2017年6月20日
18時ごろ職場であるシゲマツ自動車を出ると、尚樹は自宅のある河内長野市方向に向かって走る。
ただでさえ混む外環状線にはいつも以上に長い渋滞が出来ており、尚樹は思わずため息をつく。
家で料理を作って待っているひかりに「帰りが遅くなる」と連絡すべきかどうかと悩む。
なにせ、完全に停止しているわけではなく、止まったり進んだりじわじわと時速20キロほどで進んでいるのだ。
そんな渋滞にはまり、横道にそれることもできないまま和泉市に入って対面通行から4車線道路になったあたりで、道路の先に赤色回転灯がチラチラと輝いて見えた。
「おいおい、事故かなんかか?」
遥か前方にいる大型車の陰でよく見えないが、ワンボックスの事故処理車のような警察車両が車線を塞ぐように止まっているのだ。

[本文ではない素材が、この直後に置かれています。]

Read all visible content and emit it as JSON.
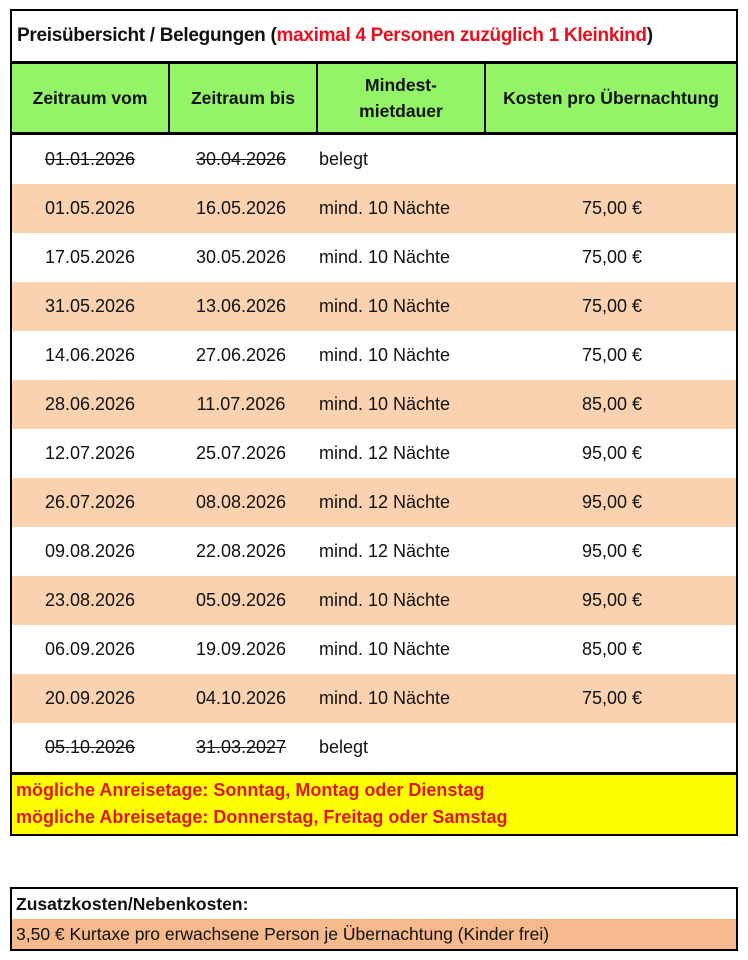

『6時になったらクイズの時間、今日のお題はキュウビノキツネのメンバー、レン君は最近どんな食べ物にハマっているでしょう?』
月曜から木曜日の夕方に流れるラジオ番組がオーディオから流れており、その番組は6時のコーナーで音楽バンドのメンバーに関するクイズを流していた。

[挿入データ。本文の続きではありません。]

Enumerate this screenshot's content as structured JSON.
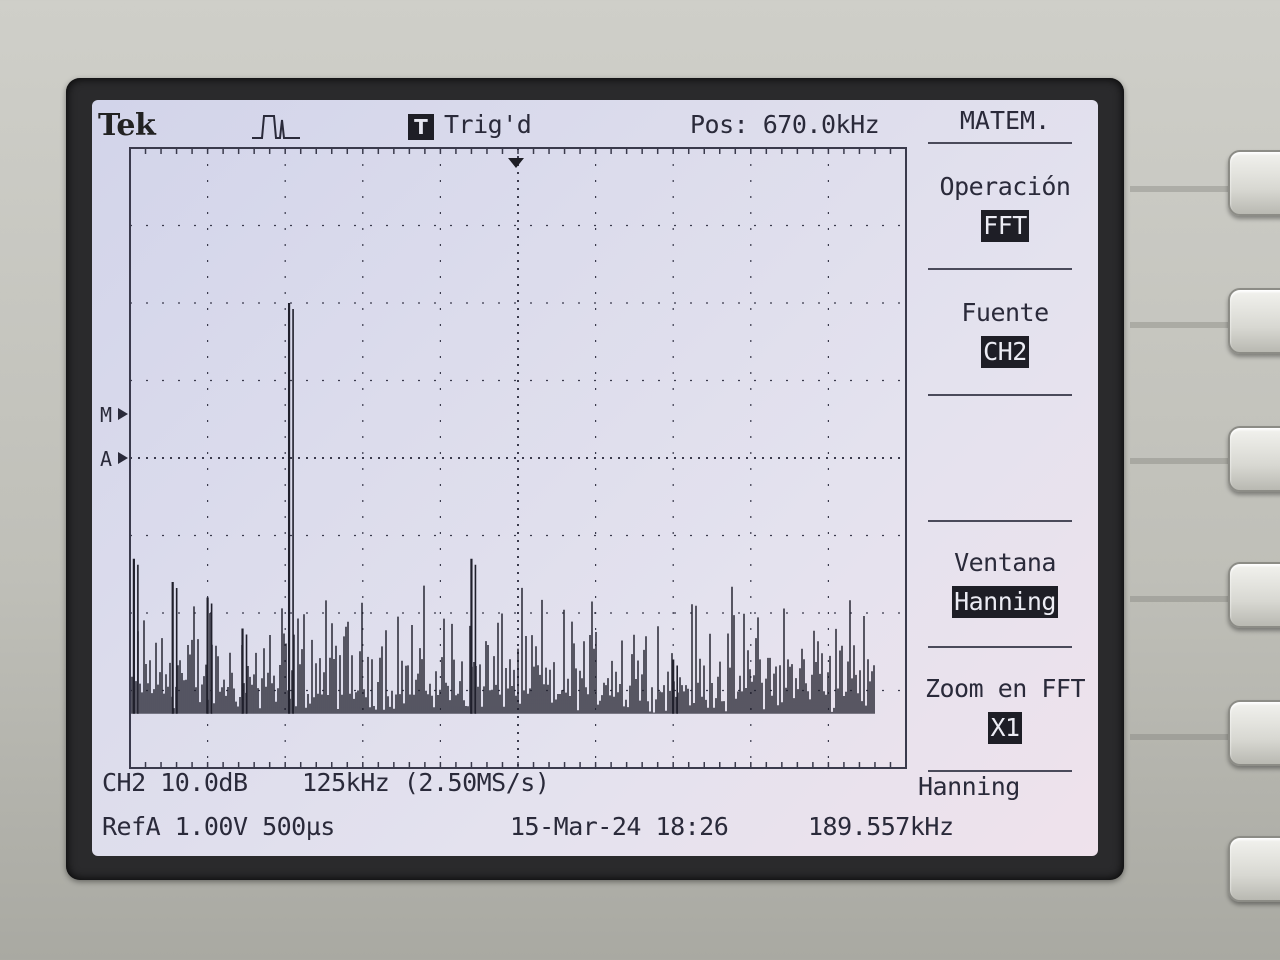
{
  "header": {
    "brand": "Tek",
    "trigger_badge": "T",
    "trigger_status": "Trig'd",
    "position": "Pos: 670.0kHz"
  },
  "menu": {
    "title": "MATEM.",
    "items": [
      {
        "label": "Operación",
        "value": "FFT"
      },
      {
        "label": "Fuente",
        "value": "CH2"
      },
      {
        "label": "",
        "value": ""
      },
      {
        "label": "Ventana",
        "value": "Hanning"
      },
      {
        "label": "Zoom en FFT",
        "value": "X1"
      }
    ]
  },
  "status": {
    "ch2_scale": "CH2 10.0dB",
    "fft_span": "125kHz (2.50MS/s)",
    "window": "Hanning",
    "refa": "RefA 1.00V 500µs",
    "datetime": "15-Mar-24 18:26",
    "frequency": "189.557kHz"
  },
  "markers": {
    "math_marker": "M",
    "ref_marker": "A"
  },
  "colors": {
    "trace": "#20202c",
    "grid": "#3a3a4c",
    "screen_bg": "#dcdcec",
    "highlight_bg": "#1e1e26"
  },
  "chart_data": {
    "type": "line",
    "title": "",
    "xlabel": "",
    "ylabel": "",
    "grid": true,
    "divisions_x": 10,
    "divisions_y": 8,
    "volts_per_div_label": "10.0dB",
    "freq_per_div_label": "125kHz",
    "peaks": [
      {
        "div_x": 0.05,
        "div_y": 2.7
      },
      {
        "div_x": 0.55,
        "div_y": 2.4
      },
      {
        "div_x": 1.0,
        "div_y": 2.2
      },
      {
        "div_x": 1.45,
        "div_y": 1.8
      },
      {
        "div_x": 2.05,
        "div_y": 6.0
      },
      {
        "div_x": 4.4,
        "div_y": 2.7
      },
      {
        "div_x": 7.0,
        "div_y": 1.4
      }
    ]
  }
}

1曲目が終わると、曲の間にリスナーたちから送られてきたネタ回答をラジオパーソナリティが紹介するのだ。
『Twitterネーム結城さん、“激辛マーボーを食べて、水くれー!”』
「『水くれー』は昨日のお題のネタやろ」
尚樹はSNSをやっていないし、運転中なのでクイズに参加することが出来ないが、そこで出てくるネタ回答にツッコミを入れて楽しんでいるのだ。
『ヒントはお高く、保存が効く食べ物です。それでは2曲目』
2曲目が終わるとヒントが出てきており、番組ホームページに正解が次々と寄せられてきている。
『おっ、正解者が出ましたね、Twitterネームグラーフさん、珍しい缶詰……ザーッ、ザザーッ……ザッ……正解なので6時半の番組ステッカーあげます』
「正解は珍しい缶詰を集めている……ってノイズ凄いな」
尚樹が窓の外を眺めると和泉の山々の稜線が薄暮の空に黒々と浮かび上がり、車の位置で電波が遮られたのかなと思う。
5秒間のノイズはあったものの、クイズコーナーが終わった頃に警察車両が間近に見えてきた。
電光掲示板に“検問”と表示した事故処理車がいて、対向車線には紺色の警察車両が数台止まっており物々しい雰囲気を醸し出していた。
警察官たちは一台一台止めて何かを尋ねているようで、飲酒検問などとは違うようである。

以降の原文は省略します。